Fig 5 Incorporation of the microbiota into the developing precision medicine paradigm. As currently being developed, precision medicine proposes to determine responses to treatment according to the assessment of human genomics, metabolism, and immune function. On the basis of these data, susceptibility to disease, response to treatment, and potential adverse reactions can be predicted and a customized therapy designed. Because the microbiota can also influence this same susceptibility and response to treatment, we propose that assessment of the microbiota could also be incorporated into a complete precision medicine approach

Conclusion

Technical advances in nucleic acid sequencing, data analysis, and culture based microbiology have allowed us to understand new roles for microbes in health and disease. We now know that, rather than existing as individual pathogens, microbes exist as part of complex consortia that have myriad interactions with their mammalian hosts. The insights gained through the study of our indigenous microbiota are leading the way to a better understanding of the mechanisms by which microbes can maintain health and trigger disease. With this greater understanding it is hoped that we will be in a position to develop new ways to prevent and treat a wide range of diseases and to foster health by tending to our microbial symbionts.

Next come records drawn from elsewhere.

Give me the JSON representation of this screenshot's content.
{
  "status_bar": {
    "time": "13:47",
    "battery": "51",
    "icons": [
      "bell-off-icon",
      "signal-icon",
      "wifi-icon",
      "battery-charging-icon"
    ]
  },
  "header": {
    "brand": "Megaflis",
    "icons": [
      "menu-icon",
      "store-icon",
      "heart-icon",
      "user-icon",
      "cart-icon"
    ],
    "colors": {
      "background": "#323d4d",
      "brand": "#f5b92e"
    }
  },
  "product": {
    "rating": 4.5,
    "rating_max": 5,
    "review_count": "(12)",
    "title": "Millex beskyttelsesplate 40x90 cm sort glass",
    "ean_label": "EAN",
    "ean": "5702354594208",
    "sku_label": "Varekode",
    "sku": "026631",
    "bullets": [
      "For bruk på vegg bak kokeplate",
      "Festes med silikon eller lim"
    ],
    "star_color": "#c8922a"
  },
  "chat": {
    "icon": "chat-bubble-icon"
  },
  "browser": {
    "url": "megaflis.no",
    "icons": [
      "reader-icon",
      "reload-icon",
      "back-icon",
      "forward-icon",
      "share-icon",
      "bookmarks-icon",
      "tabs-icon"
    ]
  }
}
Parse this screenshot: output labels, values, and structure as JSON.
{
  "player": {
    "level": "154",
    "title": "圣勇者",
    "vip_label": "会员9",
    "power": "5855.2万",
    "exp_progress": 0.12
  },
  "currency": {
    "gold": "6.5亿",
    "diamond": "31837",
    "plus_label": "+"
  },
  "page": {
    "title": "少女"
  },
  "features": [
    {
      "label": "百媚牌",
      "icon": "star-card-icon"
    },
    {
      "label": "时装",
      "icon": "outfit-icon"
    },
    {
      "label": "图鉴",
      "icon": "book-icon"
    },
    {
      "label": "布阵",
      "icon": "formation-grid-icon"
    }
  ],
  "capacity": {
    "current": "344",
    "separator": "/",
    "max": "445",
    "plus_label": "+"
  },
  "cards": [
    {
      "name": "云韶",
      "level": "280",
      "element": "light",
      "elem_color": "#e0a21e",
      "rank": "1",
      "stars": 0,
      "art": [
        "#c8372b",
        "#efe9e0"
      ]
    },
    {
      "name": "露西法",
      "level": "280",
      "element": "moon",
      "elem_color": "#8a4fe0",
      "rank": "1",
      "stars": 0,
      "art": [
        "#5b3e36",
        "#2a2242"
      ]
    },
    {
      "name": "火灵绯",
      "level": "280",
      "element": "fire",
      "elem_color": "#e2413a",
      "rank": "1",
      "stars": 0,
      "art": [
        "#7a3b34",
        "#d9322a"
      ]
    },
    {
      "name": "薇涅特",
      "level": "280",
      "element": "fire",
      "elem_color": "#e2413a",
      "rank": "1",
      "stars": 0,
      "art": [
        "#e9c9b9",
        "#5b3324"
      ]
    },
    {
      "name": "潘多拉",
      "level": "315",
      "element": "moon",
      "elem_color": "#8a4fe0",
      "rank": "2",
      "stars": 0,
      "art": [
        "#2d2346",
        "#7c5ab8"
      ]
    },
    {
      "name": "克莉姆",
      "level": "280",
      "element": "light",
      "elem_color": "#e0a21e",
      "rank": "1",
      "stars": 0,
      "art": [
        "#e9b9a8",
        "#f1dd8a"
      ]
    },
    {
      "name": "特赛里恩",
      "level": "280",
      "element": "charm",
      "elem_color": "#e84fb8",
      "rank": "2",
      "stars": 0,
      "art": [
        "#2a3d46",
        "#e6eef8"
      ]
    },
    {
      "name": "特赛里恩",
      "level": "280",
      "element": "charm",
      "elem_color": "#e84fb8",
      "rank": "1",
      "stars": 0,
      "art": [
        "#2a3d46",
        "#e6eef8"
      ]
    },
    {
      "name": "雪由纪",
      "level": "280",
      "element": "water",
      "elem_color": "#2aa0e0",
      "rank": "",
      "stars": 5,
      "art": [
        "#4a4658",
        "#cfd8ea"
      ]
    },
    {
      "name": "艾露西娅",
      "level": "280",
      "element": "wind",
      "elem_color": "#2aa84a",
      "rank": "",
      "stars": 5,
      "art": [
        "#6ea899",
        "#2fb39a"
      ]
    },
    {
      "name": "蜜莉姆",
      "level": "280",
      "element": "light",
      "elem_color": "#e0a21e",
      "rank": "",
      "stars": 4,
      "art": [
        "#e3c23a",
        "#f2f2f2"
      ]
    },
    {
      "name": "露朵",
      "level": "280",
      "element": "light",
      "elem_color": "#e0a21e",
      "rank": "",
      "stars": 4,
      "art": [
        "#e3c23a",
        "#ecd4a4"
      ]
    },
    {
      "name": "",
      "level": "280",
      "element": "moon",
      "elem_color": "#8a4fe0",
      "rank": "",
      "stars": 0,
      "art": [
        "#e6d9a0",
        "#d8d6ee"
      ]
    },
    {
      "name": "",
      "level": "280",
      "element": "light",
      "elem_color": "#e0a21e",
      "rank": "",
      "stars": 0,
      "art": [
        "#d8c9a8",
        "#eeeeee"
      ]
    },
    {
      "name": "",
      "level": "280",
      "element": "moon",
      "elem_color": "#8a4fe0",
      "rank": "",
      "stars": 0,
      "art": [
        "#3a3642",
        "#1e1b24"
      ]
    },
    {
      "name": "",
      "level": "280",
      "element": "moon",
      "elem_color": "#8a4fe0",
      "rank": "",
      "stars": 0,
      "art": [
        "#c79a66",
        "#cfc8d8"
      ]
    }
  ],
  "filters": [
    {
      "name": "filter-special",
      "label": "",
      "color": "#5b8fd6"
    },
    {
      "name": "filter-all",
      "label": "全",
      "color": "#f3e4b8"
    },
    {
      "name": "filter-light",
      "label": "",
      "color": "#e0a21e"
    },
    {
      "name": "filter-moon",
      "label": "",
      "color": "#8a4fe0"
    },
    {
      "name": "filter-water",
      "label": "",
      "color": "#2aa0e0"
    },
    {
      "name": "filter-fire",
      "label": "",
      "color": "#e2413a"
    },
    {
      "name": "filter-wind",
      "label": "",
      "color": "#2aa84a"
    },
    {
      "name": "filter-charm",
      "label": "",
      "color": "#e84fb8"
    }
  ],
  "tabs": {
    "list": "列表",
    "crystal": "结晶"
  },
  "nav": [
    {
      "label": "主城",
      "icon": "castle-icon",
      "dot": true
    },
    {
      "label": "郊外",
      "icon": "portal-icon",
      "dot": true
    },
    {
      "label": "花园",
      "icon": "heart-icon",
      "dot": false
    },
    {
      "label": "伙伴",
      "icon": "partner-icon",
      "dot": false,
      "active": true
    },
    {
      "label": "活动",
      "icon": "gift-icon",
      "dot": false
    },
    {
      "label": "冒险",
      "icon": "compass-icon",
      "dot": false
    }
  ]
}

Questions for future research

  • For health conditions that have been proved to be associated with changes in the microbiota, are the changes observed in microbiota structure or function causative?

  • How can we move from detecting altered community structure to elucidating altered community function?

  • What principles govern the assembly of the microbiota? Is it possible to alter community assembly, either during initial establishment of the microbiota in infancy or once it has been established?

  • To date, much of the focus has been on bacterial inhabitants of the microbiome. What roles do viruses (host and microbiota-tropic), fungi, and other eukaryotic microbes (such as helminths) play in human health and disease? What new technologies need to be developed to accomplish this?

  • Can the assessment and alteration of the microbiota be incorporated into the developing precision medicine paradigm?

Footnotes

  • Competing interests: I have read and understood BMJ policy on declaration of interests and declare that I have received money for consultancy work from Merck, Sharp & Dohme, Vedanta Biosciences, and MedImmune and have received a research grant from MedImmune.

  • Provenance and peer review: Commissioned; externally peer reviewed.

  • Patient involvement was not sought.